Lo que esta estrategia dice sobre Corea del Sur y lo que puede significar para el mundo hispanohablante

La decisión de acelerar la diversificación exportadora en la segunda mitad del año ofrece una pista sobre cómo Corea del Sur interpreta el momento económico global. El país parece entender que ya no alcanza con repetir fórmulas que funcionaron en el pasado. Incluso una nación con marcas globales, reputación tecnológica y fuerte capacidad manufacturera necesita ampliar su base si quiere sostener influencia y crecimiento en el mediano plazo.

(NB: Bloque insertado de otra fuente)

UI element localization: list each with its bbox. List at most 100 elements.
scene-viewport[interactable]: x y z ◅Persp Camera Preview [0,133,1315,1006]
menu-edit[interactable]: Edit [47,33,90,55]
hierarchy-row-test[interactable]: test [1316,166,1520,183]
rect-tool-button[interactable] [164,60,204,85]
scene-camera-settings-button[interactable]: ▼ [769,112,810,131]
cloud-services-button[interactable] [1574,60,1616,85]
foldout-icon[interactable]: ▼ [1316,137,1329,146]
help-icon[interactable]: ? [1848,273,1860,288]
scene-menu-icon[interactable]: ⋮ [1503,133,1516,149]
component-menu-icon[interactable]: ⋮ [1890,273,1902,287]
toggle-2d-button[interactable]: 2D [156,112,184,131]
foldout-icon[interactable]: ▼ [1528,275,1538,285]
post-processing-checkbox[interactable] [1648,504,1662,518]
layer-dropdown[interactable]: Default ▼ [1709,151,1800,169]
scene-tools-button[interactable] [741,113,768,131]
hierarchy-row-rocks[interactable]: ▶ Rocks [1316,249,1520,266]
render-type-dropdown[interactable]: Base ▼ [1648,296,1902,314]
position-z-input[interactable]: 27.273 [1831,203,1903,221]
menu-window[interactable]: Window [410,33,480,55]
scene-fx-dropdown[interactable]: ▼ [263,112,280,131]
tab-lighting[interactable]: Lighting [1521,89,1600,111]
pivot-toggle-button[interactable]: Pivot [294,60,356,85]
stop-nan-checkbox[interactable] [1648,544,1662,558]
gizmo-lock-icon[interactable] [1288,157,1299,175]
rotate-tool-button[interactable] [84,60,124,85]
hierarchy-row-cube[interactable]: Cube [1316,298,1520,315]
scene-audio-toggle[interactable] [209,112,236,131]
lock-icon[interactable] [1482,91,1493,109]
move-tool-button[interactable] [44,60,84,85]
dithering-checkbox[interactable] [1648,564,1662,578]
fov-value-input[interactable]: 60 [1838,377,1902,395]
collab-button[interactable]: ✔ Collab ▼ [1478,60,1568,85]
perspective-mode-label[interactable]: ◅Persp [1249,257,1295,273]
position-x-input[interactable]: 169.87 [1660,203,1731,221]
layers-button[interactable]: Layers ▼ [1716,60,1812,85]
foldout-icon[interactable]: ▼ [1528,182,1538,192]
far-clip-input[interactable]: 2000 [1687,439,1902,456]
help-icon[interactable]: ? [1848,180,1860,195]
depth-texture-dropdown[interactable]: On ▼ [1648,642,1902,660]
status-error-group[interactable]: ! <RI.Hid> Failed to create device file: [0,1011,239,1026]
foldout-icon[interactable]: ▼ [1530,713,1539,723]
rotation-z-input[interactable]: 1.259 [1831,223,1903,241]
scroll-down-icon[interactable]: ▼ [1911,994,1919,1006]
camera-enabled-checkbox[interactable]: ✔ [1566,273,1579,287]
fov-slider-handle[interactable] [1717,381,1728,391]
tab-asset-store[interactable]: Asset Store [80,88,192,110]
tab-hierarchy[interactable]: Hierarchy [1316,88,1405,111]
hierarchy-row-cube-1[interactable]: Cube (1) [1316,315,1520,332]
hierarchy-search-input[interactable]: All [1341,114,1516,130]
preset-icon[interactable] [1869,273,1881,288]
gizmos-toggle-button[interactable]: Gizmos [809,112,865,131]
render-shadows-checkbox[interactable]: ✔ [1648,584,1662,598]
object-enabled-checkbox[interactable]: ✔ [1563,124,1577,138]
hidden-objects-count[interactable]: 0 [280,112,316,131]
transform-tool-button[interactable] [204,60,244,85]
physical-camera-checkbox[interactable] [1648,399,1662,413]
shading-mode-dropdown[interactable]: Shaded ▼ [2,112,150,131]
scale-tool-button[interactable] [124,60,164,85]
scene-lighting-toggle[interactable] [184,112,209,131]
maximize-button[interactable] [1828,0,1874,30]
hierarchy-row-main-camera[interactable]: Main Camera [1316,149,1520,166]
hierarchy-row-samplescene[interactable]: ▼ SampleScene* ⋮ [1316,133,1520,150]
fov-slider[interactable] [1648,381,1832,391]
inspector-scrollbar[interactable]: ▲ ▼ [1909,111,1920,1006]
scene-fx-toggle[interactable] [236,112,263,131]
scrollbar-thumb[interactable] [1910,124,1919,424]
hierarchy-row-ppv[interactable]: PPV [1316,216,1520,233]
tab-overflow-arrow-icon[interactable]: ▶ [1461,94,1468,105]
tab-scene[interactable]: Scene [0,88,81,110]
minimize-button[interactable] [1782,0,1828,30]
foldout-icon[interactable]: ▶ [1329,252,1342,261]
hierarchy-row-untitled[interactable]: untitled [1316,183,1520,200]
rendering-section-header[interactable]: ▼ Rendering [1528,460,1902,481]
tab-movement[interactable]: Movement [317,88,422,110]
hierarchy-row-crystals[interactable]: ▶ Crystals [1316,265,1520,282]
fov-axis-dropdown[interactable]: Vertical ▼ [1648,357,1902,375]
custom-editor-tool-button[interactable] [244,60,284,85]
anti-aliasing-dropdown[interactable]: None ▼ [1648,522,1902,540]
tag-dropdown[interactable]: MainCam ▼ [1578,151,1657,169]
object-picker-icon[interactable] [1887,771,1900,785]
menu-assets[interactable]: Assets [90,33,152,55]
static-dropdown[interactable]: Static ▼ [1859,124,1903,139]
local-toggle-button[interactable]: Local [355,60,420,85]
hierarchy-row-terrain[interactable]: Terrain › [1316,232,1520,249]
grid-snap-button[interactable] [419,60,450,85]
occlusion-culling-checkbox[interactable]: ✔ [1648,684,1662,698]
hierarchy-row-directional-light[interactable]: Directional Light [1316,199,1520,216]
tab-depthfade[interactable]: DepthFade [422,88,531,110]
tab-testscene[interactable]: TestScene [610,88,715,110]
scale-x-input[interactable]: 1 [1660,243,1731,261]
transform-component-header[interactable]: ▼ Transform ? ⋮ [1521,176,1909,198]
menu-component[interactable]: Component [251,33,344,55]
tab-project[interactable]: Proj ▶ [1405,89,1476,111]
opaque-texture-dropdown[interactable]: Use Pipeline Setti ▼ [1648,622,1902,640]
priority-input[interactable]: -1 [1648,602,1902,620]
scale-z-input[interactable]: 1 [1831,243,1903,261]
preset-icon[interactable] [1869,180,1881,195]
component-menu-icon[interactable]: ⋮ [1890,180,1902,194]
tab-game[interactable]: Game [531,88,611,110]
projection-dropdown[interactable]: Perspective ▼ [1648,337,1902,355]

Para América Latina y España, esta noticia tiene varias lecturas. La primera es comercial: Corea del Sur seguirá buscando compradores, socios, distribuidores e interlocutores en sectores cada vez más variados. La segunda es estratégica: Seúl no quiere ser visto sólo como el origen de algunos gigantes corporativos, sino como un ecosistema más amplio de empresas capaces de insertarse globalmente. La tercera es cultural y política: la internacionalización coreana ya no se explica únicamente por el atractivo del entretenimiento, sino por una articulación más sofisticada entre imagen país, innovación, política industrial y diplomacia económica.

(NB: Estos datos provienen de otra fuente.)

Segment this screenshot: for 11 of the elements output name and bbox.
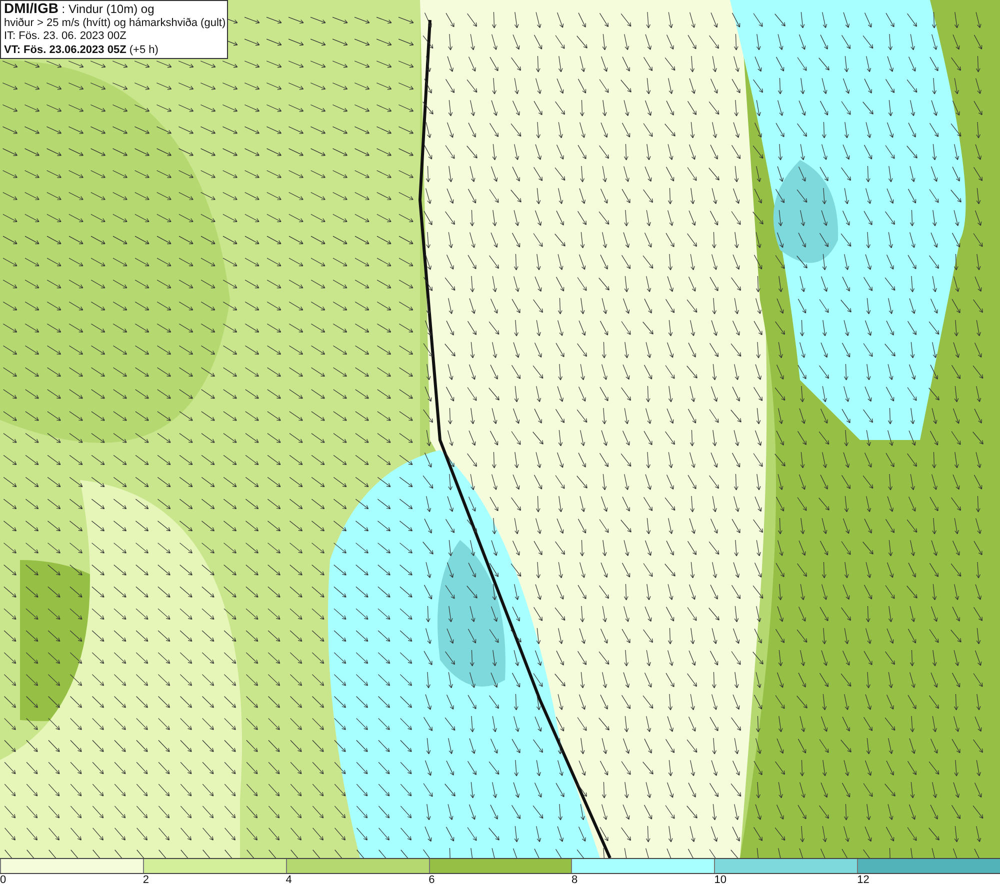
info-text: hviður > 25 m/s (hvítt) og hámarkshviða (gult) — [4, 16, 224, 30]
legend-tick-label: 0 — [0, 874, 6, 887]
legend-tick-label: 12 — [857, 874, 870, 887]
info-text: IT: Fös. 23. 06. 2023 00Z — [4, 30, 128, 44]
info-text: VT: Fös. 23.06.2023 05Z (+5 h) — [4, 44, 160, 57]
legend-tick-label: 8 — [571, 874, 578, 887]
legend-tick-label: 10 — [714, 874, 727, 887]
legend-tick-label: 4 — [286, 874, 292, 887]
legend-tick-label: 2 — [142, 874, 149, 887]
legend-tick-label: 6 — [428, 874, 435, 887]
info-text: DMI/IGB : Vindur (10m) og — [4, 2, 156, 16]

En el fondo, la discusión que plantea KOTRA no es exclusiva de Corea del Sur. Muchas economías se preguntan hoy cómo exportar más sin quedar atrapadas en la dependencia de pocos sectores o pocos actores. La respuesta surcoreana apunta a una combinación de amplitud y especialización: sumar nuevas empresas, impulsar rubros distintos, explorar nuevos destinos y adaptar los canales de entrada a cada realidad. Es una estrategia exigente, porque requiere coordinación estatal, lectura fina del mercado y paciencia institucional. Los resultados no se obtienen de la noche a la mañana.

Por ahora, lo anunciado por KOTRA es una dirección, no una meta cumplida. La verdadera prueba estará en la implementación: cuántas nuevas empresas logran dar el salto, qué tan efectivas son las medidas por sector, qué mercados se priorizan y si esa diversificación se traduce en oportunidades concretas. Pero incluso en esta fase inicial, el mensaje ya es significativo. Corea del Sur quiere que su próxima etapa exportadora no sea simplemente una versión ampliada de su viejo éxito, sino una estructura más compleja, más repartida y potencialmente más resistente.

En un mundo donde los países compiten no sólo por vender más, sino por construir posiciones duraderas en cadenas de valor cambiantes, la apuesta surcoreana merece atención. Porque detrás del brillo cultural que tantos lectores conocen —de los escenarios del K-pop a las series que dominan plataformas— se está moviendo otra historia, menos glamorosa pero igual de decisiva: la de un Estado y un sector empresarial que buscan reinventar la forma en que Corea del Sur llega al mundo.